# AA,RAC,etc breakdown cover



## calmseas (Feb 28, 2012)

We are driving our car over to Spain from the UK Murcia area, will have car there for maybe 6mths. I have been looking for breakdown cover AA will cover for more than 90 days but it is very expensive is there an inequivalent to AA,RAC etc in Spin that maybe cheaper? Our car is still under warranty need to chq if the warranty is still covered when in Spain.
Thankyou in advance for any answers


----------



## jojo (Sep 20, 2007)

calmseas said:


> We are driving our car over to Spain from the UK Murcia area, will have car there for maybe 6mths. I have been looking for breakdown cover AA will cover for more than 90 days but it is very expensive is there an inequivalent to AA,RAC etc in Spin that maybe cheaper? Our car is still under warranty need to chq if the warranty is still covered when in Spain.
> Thankyou in advance for any answers


 I dont know the answer, but I do know that included in the price of Spanish car insurance is a breakdown service

Jo xxx


----------



## Alcalaina (Aug 6, 2010)

jojo said:


> I dont know the answer, but I do know that included in the price of Spanish car insurance is a breakdown service
> 
> Jo xxx


That is correct, but there is also the Reial Automobil Club de Catalunya (RACC). (It is not just for Cataluña, it covers the whole of Spain.)

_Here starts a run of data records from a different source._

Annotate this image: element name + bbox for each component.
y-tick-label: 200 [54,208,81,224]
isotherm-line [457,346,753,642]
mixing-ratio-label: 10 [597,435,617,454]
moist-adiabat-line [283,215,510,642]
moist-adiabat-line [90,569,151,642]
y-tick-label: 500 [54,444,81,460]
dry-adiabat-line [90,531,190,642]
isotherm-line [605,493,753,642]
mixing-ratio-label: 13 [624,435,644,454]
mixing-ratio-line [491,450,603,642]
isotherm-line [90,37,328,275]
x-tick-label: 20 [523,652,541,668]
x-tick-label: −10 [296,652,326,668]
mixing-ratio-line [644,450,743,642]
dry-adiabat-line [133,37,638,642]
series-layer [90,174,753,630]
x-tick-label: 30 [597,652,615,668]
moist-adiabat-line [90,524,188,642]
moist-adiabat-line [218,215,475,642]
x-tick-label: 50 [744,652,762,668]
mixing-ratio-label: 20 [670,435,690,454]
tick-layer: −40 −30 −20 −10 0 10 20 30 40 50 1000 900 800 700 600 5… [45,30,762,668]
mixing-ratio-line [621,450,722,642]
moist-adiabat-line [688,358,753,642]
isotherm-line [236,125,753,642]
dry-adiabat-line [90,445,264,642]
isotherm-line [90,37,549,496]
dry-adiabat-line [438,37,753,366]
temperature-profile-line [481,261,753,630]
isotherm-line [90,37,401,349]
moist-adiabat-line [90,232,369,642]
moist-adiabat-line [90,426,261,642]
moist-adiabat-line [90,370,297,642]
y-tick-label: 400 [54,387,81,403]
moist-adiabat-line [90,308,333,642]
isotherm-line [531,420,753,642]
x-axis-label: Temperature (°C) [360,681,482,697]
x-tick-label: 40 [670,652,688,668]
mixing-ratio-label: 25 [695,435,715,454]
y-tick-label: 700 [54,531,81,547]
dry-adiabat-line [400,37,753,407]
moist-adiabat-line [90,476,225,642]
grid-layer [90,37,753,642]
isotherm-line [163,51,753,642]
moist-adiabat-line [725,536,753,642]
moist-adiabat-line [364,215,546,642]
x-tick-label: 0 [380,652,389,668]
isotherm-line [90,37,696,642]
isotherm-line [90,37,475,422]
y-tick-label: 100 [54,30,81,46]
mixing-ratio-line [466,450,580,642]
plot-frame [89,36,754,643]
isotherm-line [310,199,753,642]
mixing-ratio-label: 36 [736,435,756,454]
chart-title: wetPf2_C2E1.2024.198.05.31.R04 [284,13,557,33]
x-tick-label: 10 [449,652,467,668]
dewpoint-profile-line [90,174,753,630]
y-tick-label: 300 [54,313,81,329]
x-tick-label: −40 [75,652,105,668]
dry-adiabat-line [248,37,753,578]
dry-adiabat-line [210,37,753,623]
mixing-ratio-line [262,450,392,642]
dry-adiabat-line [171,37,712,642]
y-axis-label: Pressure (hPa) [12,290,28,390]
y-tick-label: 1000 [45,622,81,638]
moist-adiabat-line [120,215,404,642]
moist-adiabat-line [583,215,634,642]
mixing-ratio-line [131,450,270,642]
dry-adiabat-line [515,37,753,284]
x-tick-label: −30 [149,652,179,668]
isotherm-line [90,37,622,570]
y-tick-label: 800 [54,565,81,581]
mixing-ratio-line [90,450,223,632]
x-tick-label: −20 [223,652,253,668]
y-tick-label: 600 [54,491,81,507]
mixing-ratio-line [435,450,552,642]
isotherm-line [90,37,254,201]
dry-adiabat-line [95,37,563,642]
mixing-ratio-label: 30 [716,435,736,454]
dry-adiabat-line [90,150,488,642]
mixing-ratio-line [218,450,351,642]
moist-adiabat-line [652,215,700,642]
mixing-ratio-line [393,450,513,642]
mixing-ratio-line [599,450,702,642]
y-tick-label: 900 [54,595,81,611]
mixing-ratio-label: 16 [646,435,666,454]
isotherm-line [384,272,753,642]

RACC.es - Seguros de coche, asistencia en carretera, telefonía móvil, autoescuela y cursos de conducción | RACC Automóvil Club


----------



## brocher (Mar 21, 2011)

Alcalaina said:


> That is correct, but there is also the Reial Automobil Club de Catalunya (RACC). (It is not just for Cataluña, it covers the whole of Spain.)
> 
> RACC.es - Seguros de coche, asistencia en carretera, telefonía móvil, autoescuela y cursos de conducción | RACC Automóvil Club




..but you'd have to check very carefully whether they would cover a car that's not registered in Spain.

I'm guessing that the policy would say somewhere in the small print that the car must be registered in Spain .....or something like that which would nullify cover.


----------